Accurate measurements of amyloid precursor protein accumulation and clearance
Visualisation and accurate quantification of protein accumulation and clearance provide strong evidence of the efficacy of therapeutic drugs for neurodegenerative diseases. Here, the STORM superresolution method was used to determine the number of APP aggregates as well as their relative sizes. With conventional confocal microscopy, structures smaller than 200 nm cannot be measured accurately, while SIM allows only accurate measurements down to 100 nm. With STORM, resolution can be improved to several nanometres. For this method, samples are usually visualised in a buffer that allows the fluorescence molecules to blink rather than constantly emit their fluorescence together with neighbouring fluorophores. The blinking effect enables the researcher, through software algorithms, to localise the single fluorescence molecules used for protein labelling to subresolution precision and to reconstitute the fluorescence image from the map of localised fluorophores instead of their actual emission.
APP overexpression was induced by administration of butyric acid (BA) for 24 h and 48 h respectively. APP clusters ranged from 6 to 50 nm2, with an abundance of APP clusters from 6 to 10 nm2 at 24 h. The number of APP clusters at the 48-h timepoint was significantly increased for all sizes. In the presence of spermidine, clearance of APP clusters was evident, especially in the reduced number of clusters 6-25 nm2 at the 24-h timepoint, while APP cluster clearance of all sizes was evident at 48 h (Fig.12). This study clearly shows visually how treatment with spermidine reduces protein accumulation and mediates clearance of such aggregates, revealing its potential in the treatment and prevention of diseases such as Alzheimer’s disease.
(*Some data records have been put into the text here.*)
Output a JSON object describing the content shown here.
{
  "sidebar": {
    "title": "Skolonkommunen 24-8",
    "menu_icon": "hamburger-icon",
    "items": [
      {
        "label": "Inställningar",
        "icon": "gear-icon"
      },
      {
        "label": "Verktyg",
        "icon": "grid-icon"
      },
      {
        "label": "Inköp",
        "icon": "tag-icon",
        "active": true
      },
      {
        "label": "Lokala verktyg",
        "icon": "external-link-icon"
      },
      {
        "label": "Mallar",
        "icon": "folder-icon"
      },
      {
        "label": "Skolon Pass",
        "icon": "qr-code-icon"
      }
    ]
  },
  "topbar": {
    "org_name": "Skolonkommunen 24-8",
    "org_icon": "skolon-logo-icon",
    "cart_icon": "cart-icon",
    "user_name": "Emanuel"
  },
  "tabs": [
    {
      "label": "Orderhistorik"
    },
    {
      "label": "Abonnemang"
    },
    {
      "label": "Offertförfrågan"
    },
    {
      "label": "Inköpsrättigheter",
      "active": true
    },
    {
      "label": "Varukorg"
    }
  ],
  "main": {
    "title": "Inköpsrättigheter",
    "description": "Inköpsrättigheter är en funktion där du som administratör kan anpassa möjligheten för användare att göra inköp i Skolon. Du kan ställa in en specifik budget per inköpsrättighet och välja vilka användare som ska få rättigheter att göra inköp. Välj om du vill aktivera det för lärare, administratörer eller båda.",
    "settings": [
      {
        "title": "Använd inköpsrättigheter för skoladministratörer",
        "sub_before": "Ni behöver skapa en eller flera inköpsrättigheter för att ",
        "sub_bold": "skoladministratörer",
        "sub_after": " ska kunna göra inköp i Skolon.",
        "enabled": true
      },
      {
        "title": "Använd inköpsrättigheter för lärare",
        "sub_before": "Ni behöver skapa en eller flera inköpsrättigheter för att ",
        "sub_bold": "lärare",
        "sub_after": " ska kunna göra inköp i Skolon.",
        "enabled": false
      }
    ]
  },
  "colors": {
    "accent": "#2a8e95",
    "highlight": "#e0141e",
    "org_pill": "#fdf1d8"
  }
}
Advanced microscopy techniques available for all
The correlative work of Dr Lumkwana was the forerunner for the acquisition of ThermoFisher Apreo Volumescope SEM for Stellenbosch University. Now housed by the CAF at the Tygerberg Medical Campus, the Volumescope is operated by Dr Kriel who collaborates closely with the team of the Electron Microscopy Laboratory of the Francis Crick Institute to ensure that methods are adequately implemented here. The availability of volumetric electron microscopy at Stellenbosch University opens opportunities for researchers in South Africa to study subcellular structure at much higher precision than what was previously possible.
The application of superresolution techniques has not been adopted in South Africa to the same extent as in areas such as Europe and the United States of America. While SIM does not require specialised sample preparation, only optimal signal from fluorescent markers, STORM requires an optimised environment for the fluorophores to blink. This has proven to be quite challenging, limiting the use of STORM. This study showcases how superresolution microscopy, in correlation with electron microscopy, can not only reveal novel information but also provide a means for structural measurements of much higher precision than confocal microscopy.